Simon and I have our latest weekly column up at the Washington Post. The topic is contradictions: opponents of the public option who bill themselves as defenders of Medicare, opponents of cost savings who support private health insurers, and so on. It’s also about a world without a public option:
Imagine health-care reform without a public option: Insurers have to charge the same price regardless of customers’ medical history; everyone has to buy insurance; and poor people get subsidies to help them afford it. From the insurers’ perspective, they get more than 40 million new customers, they subsidize the old and sick by overcharging the young and healthy (who have to overpay because of the mandate), and the government even pays people to buy their product. There are no new competitors (additional choices for customers), and there is no pressure to reduce costs. What could be better?
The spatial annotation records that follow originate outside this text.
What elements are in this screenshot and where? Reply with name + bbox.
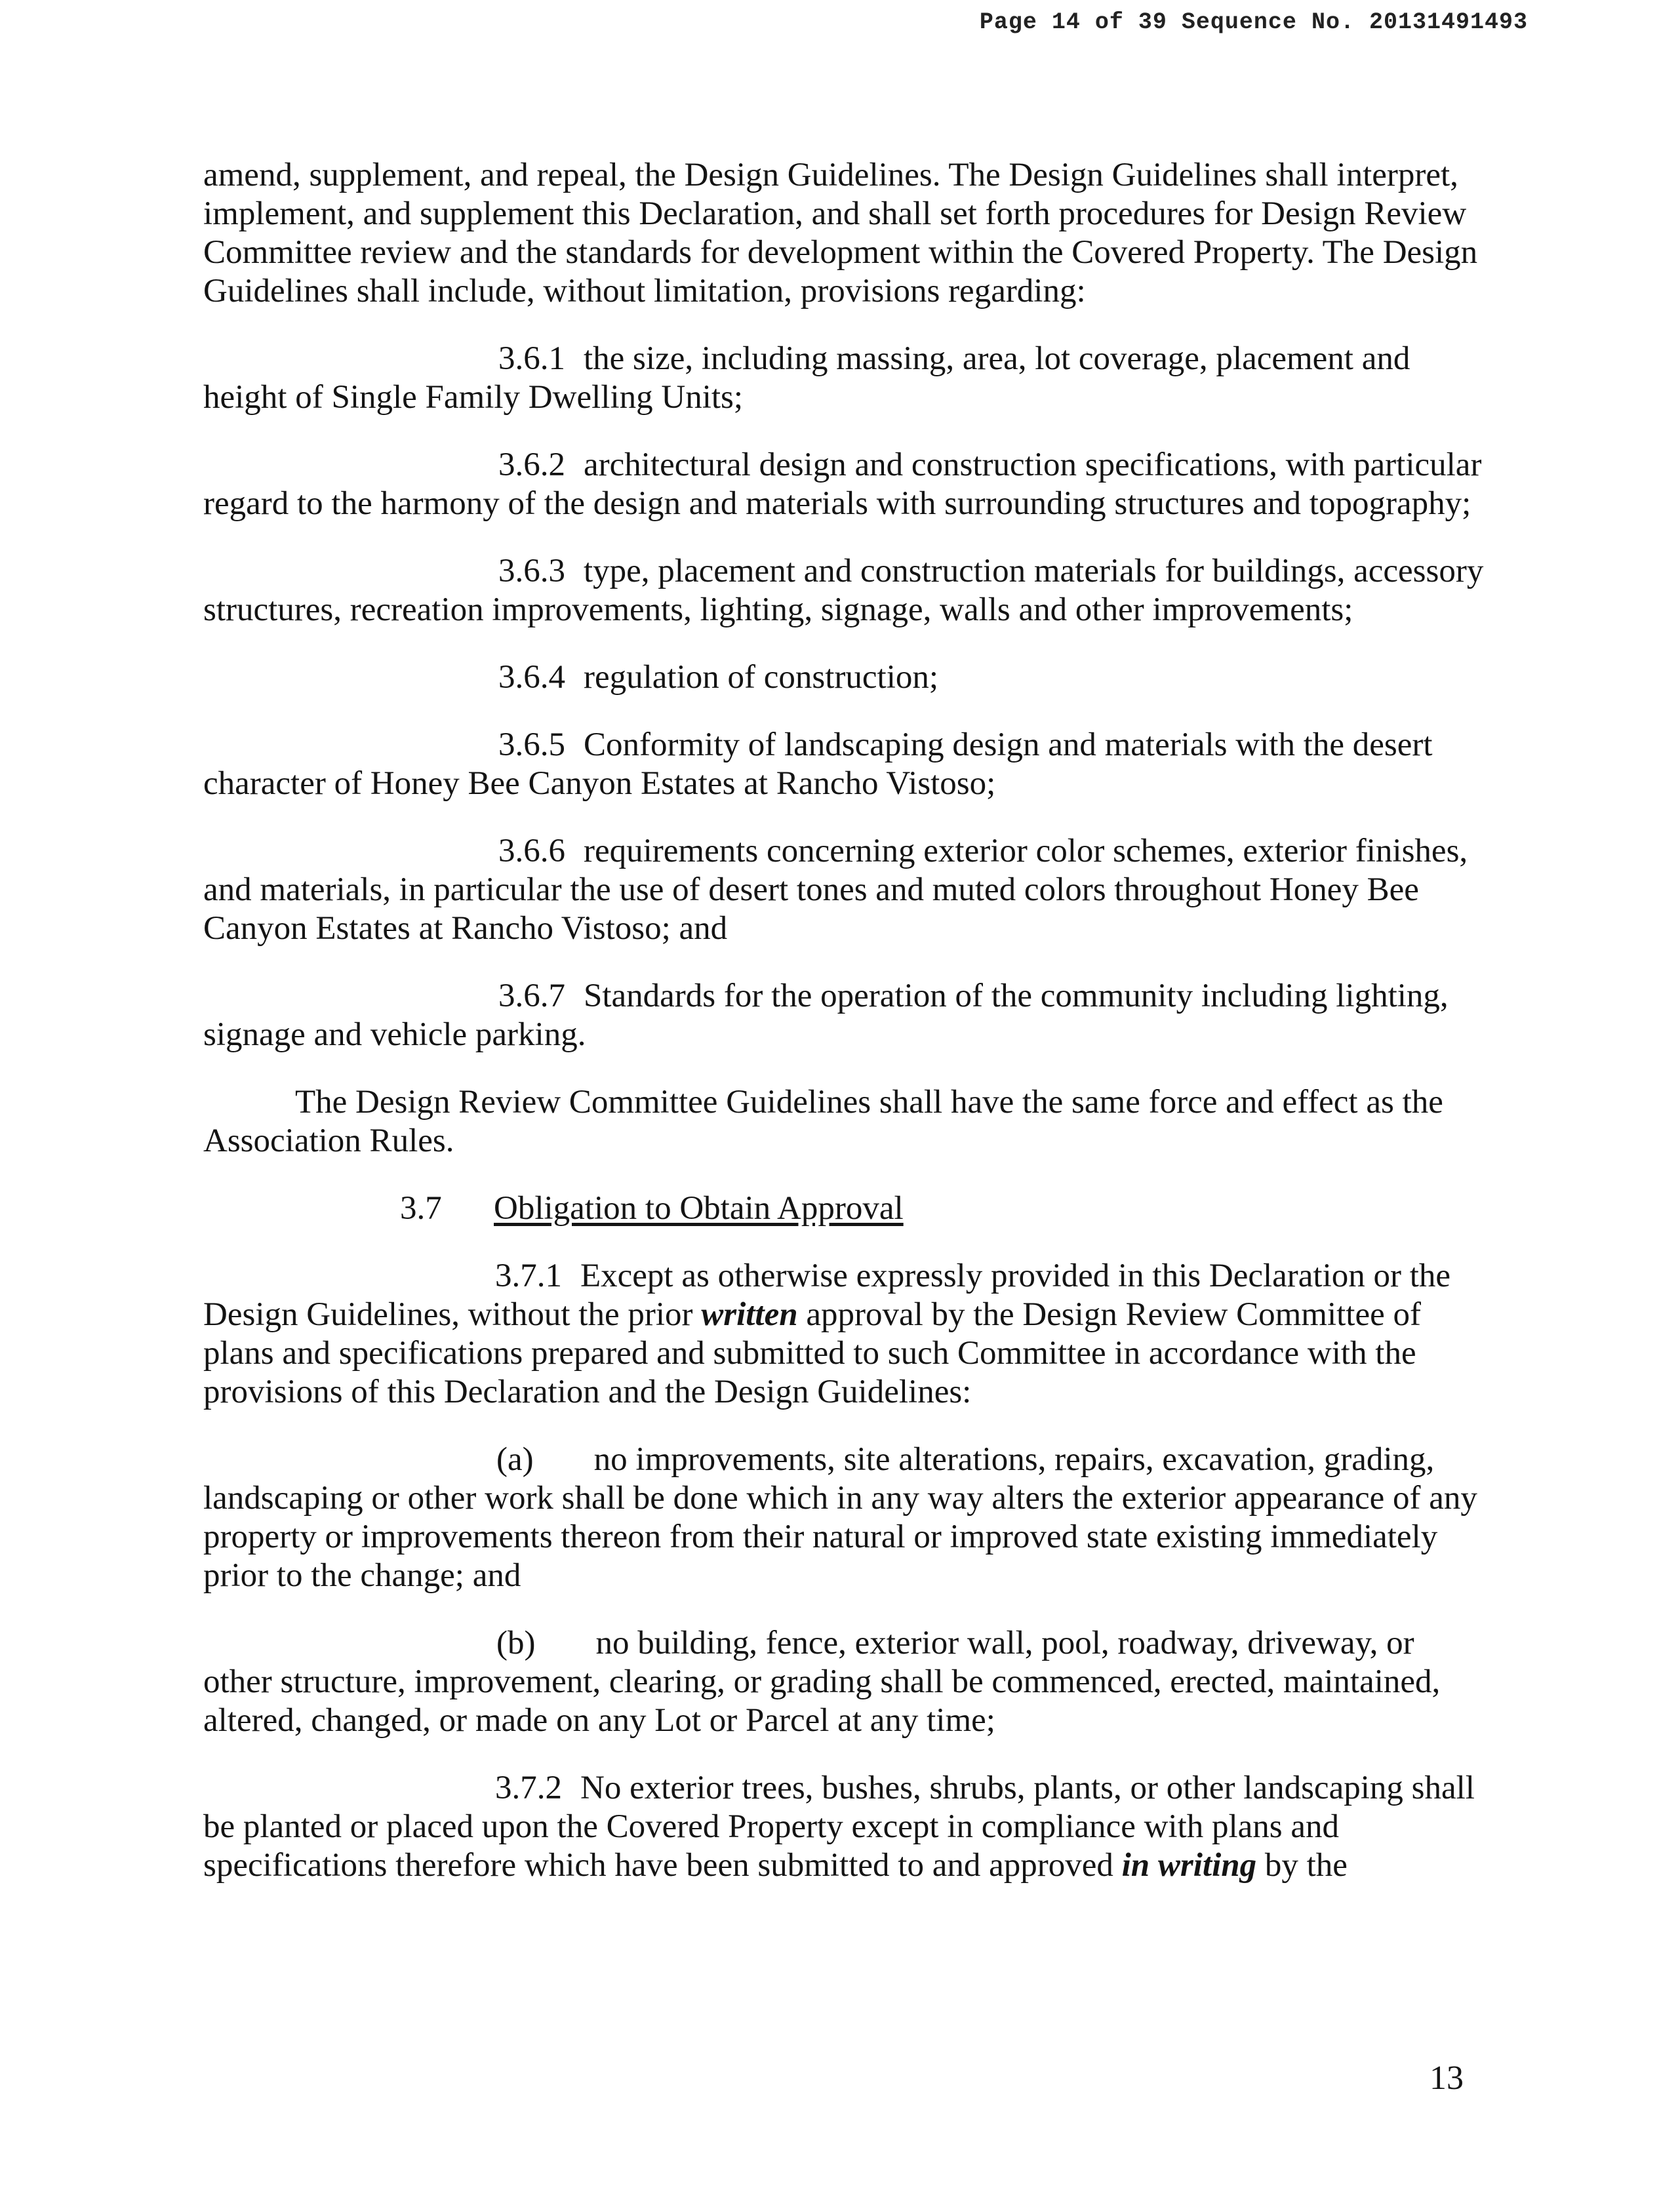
item-text-after: approval by the Design Review Committee of plans and specifications prepared and submitted to such Committee in accordance with the provisions of this Declaration and the Design Guidelines: [203,1296,1421,1410]
item-number: 3.6.1 [498,340,565,377]
item-3-6-7 [203,977,1489,1054]
item-text: Standards for the operation of the community including lighting, signage and vehicle parking. [203,978,1449,1053]
item-3-6-6 [203,832,1489,948]
item-text: the size, including massing, area, lot coverage, placement and height of Single Family Dwelling Units; [203,340,1410,416]
item-number: 3.6.2 [498,447,565,483]
item-number: 3.6.6 [498,833,565,869]
item-text: Conformity of landscaping design and materials with the desert character of Honey Bee Canyon Estates at Rancho Vistoso; [203,726,1433,802]
page-number: 13 [1430,2059,1464,2097]
item-emphasis: in writing [1121,1847,1257,1884]
item-text: architectural design and construction specifications, with particular regard to the harmony of the design and materials with surrounding structures and topography; [203,447,1482,522]
sub-item-text: no building, fence, exterior wall, pool, roadway, driveway, or other structure, improvement, clearing, or grading shall be commenced, erected, maintained, altered, changed, or made on any Lot or Parcel at any time; [203,1625,1441,1739]
sub-item-b [203,1624,1489,1740]
item-3-6-1 [203,340,1489,417]
sub-item-text: no improvements, site alterations, repairs, excavation, grading, landscaping or other work shall be done which in any way alters the exterior appearance of any property or improvements thereon from their natural or improved state existing immediately prior to the change; and [203,1441,1477,1594]
item-number: 3.6.4 [498,659,565,696]
item-number: 3.6.3 [498,553,565,589]
item-number: 3.7.1 [495,1258,562,1294]
item-text: regulation of construction; [584,659,939,696]
item-number: 3.6.7 [498,978,565,1014]
intro-paragraph: amend, supplement, and repeal, the Design Guidelines. The Design Guidelines shall interpret, implement, and supplement this Declaration, and shall set forth procedures for Design Review Committee review and the standards for development within the Covered Property. The Design Guidelines shall include, without limitation, provisions regarding: [203,157,1478,309]
item-3-6-3 [203,552,1489,629]
section-title: Obligation to Obtain Approval [494,1190,904,1227]
item-number: 3.6.5 [498,726,565,763]
item-text-before: Except as otherwise expressly provided in this Declaration or the Design Guidelines, without the prior [203,1258,1451,1333]
item-emphasis: written [701,1296,798,1333]
item-3-6-2 [203,446,1489,523]
sub-item-a [203,1440,1489,1595]
item-text: requirements concerning exterior color schemes, exterior finishes, and materials, in particular the use of desert tones and muted colors throughout Honey Bee Canyon Estates at Rancho Vistoso; and [203,833,1468,947]
item-number: 3.7.2 [495,1770,562,1806]
page-sequence-header: Page 14 of 39 Sequence No. 20131491493 [979,9,1528,35]
item-text: type, placement and construction materials for buildings, accessory structures, recreation improvements, lighting, signage, walls and other improvements; [203,553,1484,628]
section-number: 3.7 [400,1190,442,1227]
item-text-before: No exterior trees, bushes, shrubs, plants, or other landscaping shall be planted or placed upon the Covered Property except in compliance with plans and specifications therefore which have been submitted to and approved [203,1770,1475,1884]
sub-item-letter: (b) [496,1625,536,1661]
force-effect-paragraph: The Design Review Committee Guidelines shall have the same force and effect as the Association Rules. [203,1084,1443,1159]
document-body [203,156,1489,1914]
item-3-7-1 [203,1257,1489,1412]
item-text-after: by the [1256,1847,1348,1884]
item-3-7-2 [203,1769,1489,1885]
section-3-7-heading [203,1189,1489,1228]
item-3-6-5 [203,726,1489,803]
sub-item-letter: (a) [496,1441,534,1478]
item-3-6-4 [203,658,1489,697]
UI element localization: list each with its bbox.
As we’ve said before, I think this is still far better than the current situation. Ezra Klein recently made the point much more forcefully. But still, reform without the public option could be a recipe for private insurers to charge whatever they feel like charging. Alex Tabarrok, not the first person you would expect to write a post called “In Defense of the Public Option,” writes:
Since escape via non-purchase will no longer be a potential response to higher prices, mandatory purchase will reduce the elasticity of demand giving firms an incentive to increase prices. Moreover, in oligopolistic markets, a more homogeneous product can increase the ability of firms to collude.
I believe that health insurance reform will increase the market power of insurance firms and drive up prices. In this scenario, the public option at least has a raison d’etre, although whether it actually fulfills it’s purpose is an open question.